Today I fasted water. By fasting water I mean all water. No drinking, water for teeth, shower, flushing toilets (i had my daughter flush for me), no dishes, nothing. Why am I doing this to myself? Well because every 15 seconds someone dies from a water related illness. Right now, almost a billion people on the planet don’t have access to safe, clean drinking water. That’s one in eight of us. I am also spending my Lent season going through Steps Of Justice.I want to take today and remember those who don’t have access to water, this is for them and for me.
I actually thought today would be easy to get through. The hardest part, or so I thought was going to be waking up and not being able to throw water on my face to waken me up. So this morning I woke up, got dressed, brushed my teeth (dry), had toast, read my bible and went to work. No coffee, orange juice or nothing. Now I don’t usually drink a lot during the day so I thought it would be a breeze, but by lunch time the headaches started (mostly from lack of coffee I am sure).
I went with Amy and the girls for lunch and all I could think about was water. I could have gone the rest of the day without a bite, but the lack of water was getting to me in a bad way. We went to Trader Joes to get some picnic stuff and I bought an apple. Just biting into it was amazing, as the cold water in the apple hit my throught. Before I ate the apple though I took some of Amy’s water and started washing it off. I couldn’t believe it, I used water and didn’t even think about it. I used it cause I had it, as is usually the case.

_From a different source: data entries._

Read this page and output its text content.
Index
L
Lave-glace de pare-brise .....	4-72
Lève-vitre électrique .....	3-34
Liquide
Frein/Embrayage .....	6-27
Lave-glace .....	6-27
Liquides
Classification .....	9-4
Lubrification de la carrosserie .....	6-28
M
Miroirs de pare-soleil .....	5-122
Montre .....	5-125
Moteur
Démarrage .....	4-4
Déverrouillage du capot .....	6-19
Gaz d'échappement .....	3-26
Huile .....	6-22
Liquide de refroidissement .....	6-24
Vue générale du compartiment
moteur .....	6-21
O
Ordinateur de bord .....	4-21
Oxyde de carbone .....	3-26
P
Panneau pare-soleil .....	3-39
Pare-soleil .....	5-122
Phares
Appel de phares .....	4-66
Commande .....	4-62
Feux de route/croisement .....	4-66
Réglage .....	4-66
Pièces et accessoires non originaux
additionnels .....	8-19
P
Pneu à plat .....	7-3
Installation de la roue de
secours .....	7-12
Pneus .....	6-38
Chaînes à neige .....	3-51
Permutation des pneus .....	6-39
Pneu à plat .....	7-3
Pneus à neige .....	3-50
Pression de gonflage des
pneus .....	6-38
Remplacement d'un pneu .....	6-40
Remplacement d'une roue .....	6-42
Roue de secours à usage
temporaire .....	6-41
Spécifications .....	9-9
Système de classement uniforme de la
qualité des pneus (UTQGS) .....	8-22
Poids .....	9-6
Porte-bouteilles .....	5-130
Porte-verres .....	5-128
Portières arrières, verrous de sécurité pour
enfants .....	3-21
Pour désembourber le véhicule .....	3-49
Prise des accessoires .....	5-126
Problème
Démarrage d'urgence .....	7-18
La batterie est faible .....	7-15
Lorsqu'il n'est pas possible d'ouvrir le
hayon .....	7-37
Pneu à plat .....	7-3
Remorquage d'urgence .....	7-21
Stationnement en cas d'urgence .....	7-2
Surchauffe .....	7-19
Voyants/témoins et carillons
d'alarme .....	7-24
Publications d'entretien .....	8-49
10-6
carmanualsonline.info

When I got home in the late afternoon all I wanted was a cold drink of water. I also wanted to wash my hands as I had only been using hand sanitizer all day. So now here I sit after having my supper watching the hockey game, writing this blog and still only thinking about my headache and how all I want to do is drink something. I wonder if this is a small picture of what life is like for these 1 billion people in the world who don’t have the choice of drinking a glass of water? It is hard to think, hard to be motivated, hard to focus. How hard must it be for these 1 in 8 people who live their lives thirsty and dying from lack of water or dirty water?
Tomorrow I have the privilege of waking up and drinking as much as I want. The other billion people going to bed thirsty tonight don’t have that same privilege, they will wake up tomorrow and still be thirsty, still have no motivation, still not be focused. I pray that I don’t forget them, I pray that I never forget.